For Black women, the concerns surrounding childbirth are daunting. They remain three times more likely to die from pregnancy-related issues in comparison to their non-Black counterparts. As awareness of these preventable statistics grows, more Black women and women of color are taking precautionary actions and challenging the healthcare system to provide the care they deserve. 

A sense of community was something Mahary knew she needed to create in order to embark on this next journey of her life. So when she officially became pregnant in December 2020, she set out to build the right care team. Eventually, after a bit of trial and error, she was exactly what she wanted to be: protected. Here, she talks us through her considerations as she sought to find a birthing team that would support and nurture her.

Pregnancy Amid the Pandemic and Protests

When the pandemic hit, I was forced into stillness for the first time in my life after prioritizing my career for the last 10-plus years. In that stillness I started to consider my fears around motherhood. It was a bizarre time to plan birthing a life as we couldn’t even predict our day-to-day. And when George Floyd, Ahmaud Arbery, Breonna Taylor, and several Black people had been murdered, racism in this world was weighing on me immensely. It made me question whether or not we [as Black people] can exist and what life would be like raising a Black child particularly in this country. It made me very fearful for that child. Thinking about it today, I almost was robbed of the experience of having my daughter because of how Black people are treated. So it took me months into the pandemic before I could start envisioning what a positive environment looked like for a Black child. Towards the end of 2020 I started feeling sick so I went and did a COVID test and a pregnancy test—both tests came back positive. I got pregnant but I was still terrified. 

Finding the Right Care

I was searching for a team willing to understand the greater context of what it means to be a pregnant Black woman navigating the healthcare system in America. That was my initial marker for trust. 

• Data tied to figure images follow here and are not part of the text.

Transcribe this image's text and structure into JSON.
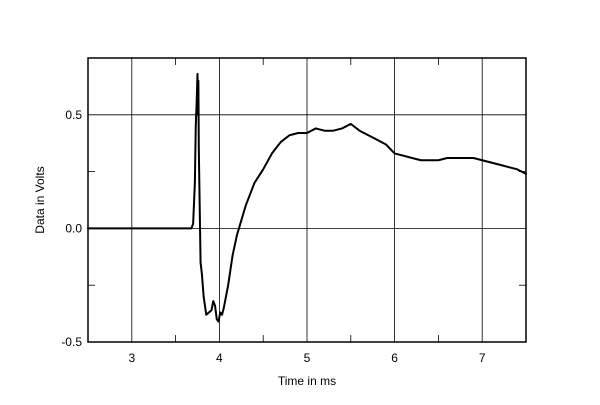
{
  "chart_data": {
    "type": "line",
    "xlabel": "Time in ms",
    "ylabel": "Data in Volts",
    "xlim": [
      2.5,
      7.5
    ],
    "ylim": [
      -0.5,
      0.75
    ],
    "x_ticks": [
      3,
      4,
      5,
      6,
      7
    ],
    "x_tick_labels": [
      "3",
      "4",
      "5",
      "6",
      "7"
    ],
    "x_minor_ticks": [
      2.5,
      3.5,
      4.5,
      5.5,
      6.5,
      7.5
    ],
    "y_ticks": [
      -0.5,
      0.0,
      0.5
    ],
    "y_tick_labels": [
      "-0.5",
      "0.0",
      "0.5"
    ],
    "y_minor_ticks": [
      -0.25,
      0.25,
      0.75
    ],
    "grid": true,
    "line_color": "#000000",
    "grid_color": "#000000",
    "series": [
      {
        "x": [
          2.5,
          3.0,
          3.5,
          3.68,
          3.7,
          3.72,
          3.73,
          3.74,
          3.75,
          3.755,
          3.76,
          3.765,
          3.775,
          3.785,
          3.8,
          3.82,
          3.85,
          3.88,
          3.91,
          3.93,
          3.95,
          3.97,
          3.99,
          4.01,
          4.03,
          4.05,
          4.1,
          4.15,
          4.2,
          4.3,
          4.4,
          4.5,
          4.6,
          4.7,
          4.8,
          4.9,
          5.0,
          5.1,
          5.2,
          5.3,
          5.4,
          5.5,
          5.6,
          5.7,
          5.8,
          5.9,
          6.0,
          6.1,
          6.2,
          6.3,
          6.4,
          6.5,
          6.6,
          6.7,
          6.8,
          6.9,
          7.0,
          7.1,
          7.2,
          7.3,
          7.4,
          7.5
        ],
        "y": [
          0.0,
          0.0,
          0.0,
          0.0,
          0.02,
          0.2,
          0.45,
          0.55,
          0.68,
          0.5,
          0.65,
          0.35,
          0.1,
          -0.15,
          -0.2,
          -0.3,
          -0.38,
          -0.37,
          -0.36,
          -0.32,
          -0.34,
          -0.4,
          -0.41,
          -0.37,
          -0.38,
          -0.35,
          -0.25,
          -0.12,
          -0.03,
          0.1,
          0.2,
          0.26,
          0.33,
          0.38,
          0.41,
          0.42,
          0.42,
          0.44,
          0.43,
          0.43,
          0.44,
          0.46,
          0.43,
          0.41,
          0.39,
          0.37,
          0.33,
          0.32,
          0.31,
          0.3,
          0.3,
          0.3,
          0.31,
          0.31,
          0.31,
          0.31,
          0.3,
          0.29,
          0.28,
          0.27,
          0.26,
          0.24
        ]
      }
    ]
  }
}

My first visit with an obstetrician was virtual and she raced through an overwhelming script of information pertaining to my pregnancy. I didn’t need more time with her to know I needed to find someone else. My second appointment was in-person with a different OB I found through word of mouth and it, too, was a jarring experience. COVID’s impact on the healthcare system and its workers cannot be understated. I was prepared for the extra precautions, the virtual appointments and the longer waits, but I was not prepared for the feeling of quite literally not being seen until I almost fainted in the waiting room. And that was just the office staff’s behavior. The OB was always rushed. She sent me to a specialist for blood work and I became uncomfortable with his medication recommendations. Neither doctors could confirm whether the statistics they based their prescription on reflected my ethnic background as a first generation immigrant from Eritrea.

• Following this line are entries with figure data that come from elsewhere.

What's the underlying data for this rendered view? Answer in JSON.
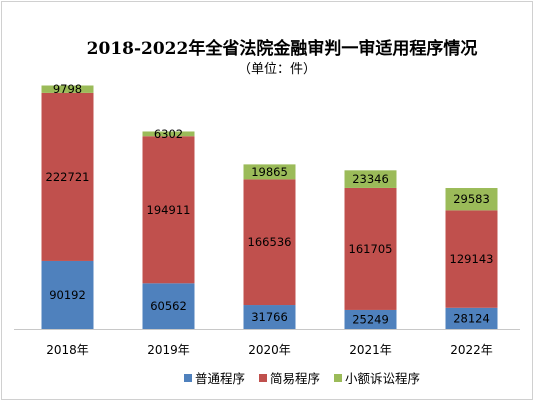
{
  "chart_data": {
    "type": "bar",
    "stacked": true,
    "title": "2018-2022年全省法院金融审判一审适用程序情况",
    "subtitle": "（单位：件）",
    "categories": [
      "2018年",
      "2019年",
      "2020年",
      "2021年",
      "2022年"
    ],
    "series": [
      {
        "name": "普通程序",
        "color": "#4f81bd",
        "values": [
          90192,
          60562,
          31766,
          25249,
          28124
        ]
      },
      {
        "name": "简易程序",
        "color": "#c0504d",
        "values": [
          222721,
          194911,
          166536,
          161705,
          129143
        ]
      },
      {
        "name": "小额诉讼程序",
        "color": "#9bbb59",
        "values": [
          9798,
          6302,
          19865,
          23346,
          29583
        ]
      }
    ],
    "ylim": [
      0,
      330000
    ],
    "grid": false,
    "legend_position": "bottom"
  }
}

At this point I was in my second trimester and scared I wouldn’t find allies in the healthcare system. I realized I would need a dedicated advocate and began to look for a doula. After some research and calls, one doula clicked with me. I confessed my fears about healthcare, being pregnant and Black. She assured me that I would be in good hands and helped me find the OB that delivered my child. The OB was Black and addressed not only my physical needs but also my emotional, mental, and familial changes. It was the first time I felt seen throughout the whole process in finding a birthing team. I was like a new person and I really surrendered. I stopped fighting the fact that my life was changing and acknowledged that it was okay to surrender to this little person growing inside of me.

Cultivating a Community

Community is the defining factor in this process for me. It was what made me sane and helped me keep this child alive because your own health as a mother is important. I couldn’t have made it this far without the community around me. That included my best friends who are also mothers, my doula, my OB, my husband, and my parents. They all continue to play an integral part in sustaining a rich and vast environment for my daughter and myself.

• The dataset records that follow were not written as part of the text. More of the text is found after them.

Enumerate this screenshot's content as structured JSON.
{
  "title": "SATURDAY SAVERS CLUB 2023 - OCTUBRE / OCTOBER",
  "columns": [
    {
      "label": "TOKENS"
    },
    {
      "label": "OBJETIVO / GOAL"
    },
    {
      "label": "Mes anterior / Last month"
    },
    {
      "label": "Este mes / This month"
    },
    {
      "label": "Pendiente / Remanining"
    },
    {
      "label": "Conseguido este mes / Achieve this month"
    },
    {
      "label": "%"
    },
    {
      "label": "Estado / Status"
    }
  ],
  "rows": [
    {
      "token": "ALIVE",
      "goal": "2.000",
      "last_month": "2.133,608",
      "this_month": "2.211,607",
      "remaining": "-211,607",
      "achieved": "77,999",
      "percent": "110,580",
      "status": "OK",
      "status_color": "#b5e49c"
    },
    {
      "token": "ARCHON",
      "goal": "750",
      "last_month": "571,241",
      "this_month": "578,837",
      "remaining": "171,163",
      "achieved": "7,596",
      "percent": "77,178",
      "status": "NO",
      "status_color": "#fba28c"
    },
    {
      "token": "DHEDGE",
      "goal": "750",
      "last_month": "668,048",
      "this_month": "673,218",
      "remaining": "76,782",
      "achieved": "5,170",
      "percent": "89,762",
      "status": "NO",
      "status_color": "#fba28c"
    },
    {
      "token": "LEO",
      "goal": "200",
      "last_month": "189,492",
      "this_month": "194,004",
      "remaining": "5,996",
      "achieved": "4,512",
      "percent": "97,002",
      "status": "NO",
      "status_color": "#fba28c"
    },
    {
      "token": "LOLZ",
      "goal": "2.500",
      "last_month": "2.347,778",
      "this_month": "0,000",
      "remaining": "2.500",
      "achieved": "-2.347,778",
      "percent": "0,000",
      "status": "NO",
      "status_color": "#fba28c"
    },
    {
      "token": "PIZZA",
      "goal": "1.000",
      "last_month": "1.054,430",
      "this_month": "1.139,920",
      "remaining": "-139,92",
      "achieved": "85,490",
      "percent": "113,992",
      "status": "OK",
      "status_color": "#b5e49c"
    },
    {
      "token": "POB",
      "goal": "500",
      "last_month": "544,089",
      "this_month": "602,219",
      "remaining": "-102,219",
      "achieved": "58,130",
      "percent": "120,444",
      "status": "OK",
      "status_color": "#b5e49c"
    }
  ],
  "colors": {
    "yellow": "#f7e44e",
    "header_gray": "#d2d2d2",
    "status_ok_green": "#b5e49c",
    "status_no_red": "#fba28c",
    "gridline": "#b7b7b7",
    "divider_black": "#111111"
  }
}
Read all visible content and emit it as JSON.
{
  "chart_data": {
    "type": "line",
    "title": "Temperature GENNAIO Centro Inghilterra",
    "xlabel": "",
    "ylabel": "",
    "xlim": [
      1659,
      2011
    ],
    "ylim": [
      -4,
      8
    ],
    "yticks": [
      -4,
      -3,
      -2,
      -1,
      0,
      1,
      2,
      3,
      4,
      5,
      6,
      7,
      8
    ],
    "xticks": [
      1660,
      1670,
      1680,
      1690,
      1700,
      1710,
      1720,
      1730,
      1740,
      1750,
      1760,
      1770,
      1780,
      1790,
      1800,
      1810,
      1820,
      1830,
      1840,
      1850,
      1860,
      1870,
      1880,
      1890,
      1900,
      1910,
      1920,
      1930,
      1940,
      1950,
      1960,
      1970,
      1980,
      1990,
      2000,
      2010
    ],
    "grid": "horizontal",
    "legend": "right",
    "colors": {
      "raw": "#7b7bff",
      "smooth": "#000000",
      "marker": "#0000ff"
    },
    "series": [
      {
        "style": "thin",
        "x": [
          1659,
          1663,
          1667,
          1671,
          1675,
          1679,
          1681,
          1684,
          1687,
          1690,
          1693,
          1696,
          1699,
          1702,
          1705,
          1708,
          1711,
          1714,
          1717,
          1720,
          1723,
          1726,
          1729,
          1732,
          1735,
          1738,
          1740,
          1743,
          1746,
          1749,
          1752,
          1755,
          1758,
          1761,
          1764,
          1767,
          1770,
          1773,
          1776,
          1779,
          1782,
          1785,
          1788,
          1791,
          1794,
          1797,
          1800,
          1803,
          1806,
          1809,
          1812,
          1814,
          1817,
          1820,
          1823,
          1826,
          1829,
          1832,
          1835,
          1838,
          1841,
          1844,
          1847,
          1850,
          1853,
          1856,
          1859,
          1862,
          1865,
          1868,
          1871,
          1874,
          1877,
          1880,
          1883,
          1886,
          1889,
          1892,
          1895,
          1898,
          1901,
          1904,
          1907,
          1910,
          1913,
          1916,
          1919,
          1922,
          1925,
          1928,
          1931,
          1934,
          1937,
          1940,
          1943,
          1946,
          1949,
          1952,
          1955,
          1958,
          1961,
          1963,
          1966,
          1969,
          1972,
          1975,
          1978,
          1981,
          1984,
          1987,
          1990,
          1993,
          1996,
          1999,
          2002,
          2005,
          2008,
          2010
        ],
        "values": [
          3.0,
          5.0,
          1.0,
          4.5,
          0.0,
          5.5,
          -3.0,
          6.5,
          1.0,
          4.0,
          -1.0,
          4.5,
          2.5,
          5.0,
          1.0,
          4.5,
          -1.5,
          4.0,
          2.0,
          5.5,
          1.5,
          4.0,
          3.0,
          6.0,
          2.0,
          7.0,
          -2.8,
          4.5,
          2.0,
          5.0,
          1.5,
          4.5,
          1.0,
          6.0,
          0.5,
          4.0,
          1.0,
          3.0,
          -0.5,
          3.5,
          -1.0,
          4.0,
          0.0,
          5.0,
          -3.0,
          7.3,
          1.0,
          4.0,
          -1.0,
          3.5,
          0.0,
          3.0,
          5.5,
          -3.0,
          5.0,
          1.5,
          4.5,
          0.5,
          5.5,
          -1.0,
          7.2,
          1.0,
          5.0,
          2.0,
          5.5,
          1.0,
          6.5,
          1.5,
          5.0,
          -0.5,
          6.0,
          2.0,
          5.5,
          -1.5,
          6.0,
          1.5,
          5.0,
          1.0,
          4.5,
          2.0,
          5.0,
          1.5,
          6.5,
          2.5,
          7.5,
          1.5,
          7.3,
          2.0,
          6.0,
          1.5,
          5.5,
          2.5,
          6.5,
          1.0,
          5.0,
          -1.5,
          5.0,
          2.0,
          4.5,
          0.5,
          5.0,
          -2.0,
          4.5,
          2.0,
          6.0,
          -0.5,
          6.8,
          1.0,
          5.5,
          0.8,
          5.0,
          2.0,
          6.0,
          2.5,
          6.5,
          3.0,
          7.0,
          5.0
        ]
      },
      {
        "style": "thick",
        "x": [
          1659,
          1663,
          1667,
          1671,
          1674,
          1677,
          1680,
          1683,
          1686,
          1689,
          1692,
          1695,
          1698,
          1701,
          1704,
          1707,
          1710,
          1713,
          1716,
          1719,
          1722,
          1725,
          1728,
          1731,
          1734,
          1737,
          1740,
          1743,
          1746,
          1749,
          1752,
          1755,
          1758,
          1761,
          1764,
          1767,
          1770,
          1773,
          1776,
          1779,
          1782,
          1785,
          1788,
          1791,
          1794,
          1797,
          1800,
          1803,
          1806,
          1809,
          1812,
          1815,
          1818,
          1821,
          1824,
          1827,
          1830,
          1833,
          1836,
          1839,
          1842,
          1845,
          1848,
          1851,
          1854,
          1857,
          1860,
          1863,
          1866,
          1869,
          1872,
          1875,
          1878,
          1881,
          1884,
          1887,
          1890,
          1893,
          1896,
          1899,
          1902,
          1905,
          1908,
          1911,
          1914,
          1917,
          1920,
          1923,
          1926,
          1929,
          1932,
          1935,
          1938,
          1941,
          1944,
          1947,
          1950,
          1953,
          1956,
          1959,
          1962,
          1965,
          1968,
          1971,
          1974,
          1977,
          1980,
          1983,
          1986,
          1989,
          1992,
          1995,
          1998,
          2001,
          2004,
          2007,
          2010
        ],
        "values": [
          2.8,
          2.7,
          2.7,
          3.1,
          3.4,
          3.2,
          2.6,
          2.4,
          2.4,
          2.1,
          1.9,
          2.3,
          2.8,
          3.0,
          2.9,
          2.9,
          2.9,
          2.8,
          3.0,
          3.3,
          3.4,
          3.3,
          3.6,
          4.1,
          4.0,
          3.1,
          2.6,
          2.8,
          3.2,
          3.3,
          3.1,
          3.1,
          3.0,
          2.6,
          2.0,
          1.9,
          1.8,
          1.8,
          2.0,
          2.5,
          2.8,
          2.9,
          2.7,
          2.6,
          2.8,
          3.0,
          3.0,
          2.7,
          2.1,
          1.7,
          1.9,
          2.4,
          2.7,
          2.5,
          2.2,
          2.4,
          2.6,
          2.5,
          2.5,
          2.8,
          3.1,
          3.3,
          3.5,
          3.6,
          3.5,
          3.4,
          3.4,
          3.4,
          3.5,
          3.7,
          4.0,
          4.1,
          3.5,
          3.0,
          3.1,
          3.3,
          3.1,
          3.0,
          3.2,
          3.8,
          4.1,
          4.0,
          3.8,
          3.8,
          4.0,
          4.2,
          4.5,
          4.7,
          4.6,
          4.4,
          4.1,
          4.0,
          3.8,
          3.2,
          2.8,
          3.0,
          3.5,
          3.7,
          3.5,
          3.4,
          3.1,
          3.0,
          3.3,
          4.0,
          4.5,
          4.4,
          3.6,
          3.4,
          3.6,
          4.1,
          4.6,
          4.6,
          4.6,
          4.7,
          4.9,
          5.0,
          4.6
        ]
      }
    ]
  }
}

Looking back, I wish resources were more readily accessible to women that are uncertain or never planned to have children. I also wish I spoke to someone who thought more like me, because maybe I wouldn’t have felt so alone in that process in the beginning. Having a baby was an experience that no one person could or should be required to fully understand by themselves. It took a small village. My greatest wish is that every expectant mother can form their own.